Another difference is that the Yida participants were in a transit refugee camp. The United Nations had plans of moving the camp further south, away from the border with Sudan. Bombs continued to fall on their homelands, and people went back and forth to visit family members still in the homeland. People who are traumatized have difficulty concentrating on the task at hand, as a part of energies are consumed with the trauma, going over it over and over.  Could this unsettledness have added to their inability to concentrate and learn the stories?

Overcoming Access Limitations

In the last couple of years, another question has been asked: what about people who are traumatized in places where we have no access? The question first came up in the Zemio area of CAR affected by the Lord’s Resistance. We began making audio trauma healing programs for broadcast, in partnership with Trans World Radio, hoping to broadcast through the Invisible Children transmitters in the area. In principle, people need to tell their stories to another live person who listens empathetically for healing to take place. However, the audio programs can give at least some help and hope, and wherever possible, callers-in can be put in contact with facilitators in their area.

These programs are just being aired now in English in Kenya as the pilot test. Each thirty-minute program contains a current life story, discussion by a small group of people, a Bible story and discussion and a Scripture song.

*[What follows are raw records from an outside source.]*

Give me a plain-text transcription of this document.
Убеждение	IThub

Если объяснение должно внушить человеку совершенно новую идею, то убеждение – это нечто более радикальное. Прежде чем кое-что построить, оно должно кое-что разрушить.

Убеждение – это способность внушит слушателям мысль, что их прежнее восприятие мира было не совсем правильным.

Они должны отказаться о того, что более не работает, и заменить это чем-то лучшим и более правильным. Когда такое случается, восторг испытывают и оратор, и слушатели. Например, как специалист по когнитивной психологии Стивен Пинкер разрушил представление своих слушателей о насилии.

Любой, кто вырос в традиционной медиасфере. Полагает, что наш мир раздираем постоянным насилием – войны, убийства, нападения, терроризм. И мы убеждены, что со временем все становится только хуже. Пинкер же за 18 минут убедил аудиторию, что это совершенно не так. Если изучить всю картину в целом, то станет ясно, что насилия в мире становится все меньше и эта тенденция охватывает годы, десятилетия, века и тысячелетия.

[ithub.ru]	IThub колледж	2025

Facilitators have access to the recordings and to booklets with the stories in print, if desired, We have yet to get feedback on impact.

While the Kenyan story set was still being edited, Ebola broke out in West Africa. We responded to requests and, working with Life Focus TV, prepared a ten-program series on Ebola Audio Trauma Healing in Liberian English, in collaboration with Life Focus TV. These are now being broadcast in collaboration with SIM and Bible Society of Liberia. The borders are now open, so facilitators can now be trained to follow-up with people who need more help.

The audio and oral trauma healing is a fast-growing field. With the Nepal earthquake, we are beginning to develop an audio version of Trauma Healing programs for use by partners there. Bible Societies are currently developing Audio Trauma Healing in nine languages of East Africa: Swahili of DRC, Lingala, Sango, Lugandan, Acoli, South Sudanese Arabic, Tanzanian Swahili, Kirundi, and Kiyarwandan.

Our goal is to reach people who are traumatized with the good news of healing in Christ in the most effective way possible. Is Story-based Trauma Healing the last word? Or the audio programs? Not necessarily. Facilitator Leah Visosky of Pioneer Bible translators is exploring the use of drawings as a middle path between the written and the oral. Results forth-coming!

The combination of trauma healing, local language, and orality is a huge break-through to reach many of the world’s most vulnerable people.


[1] According to the context, people can select some or all of the “6” series.

[2] DRC, Kenya, Nicaragua, South Sudan, Thailand, Uganda, United States.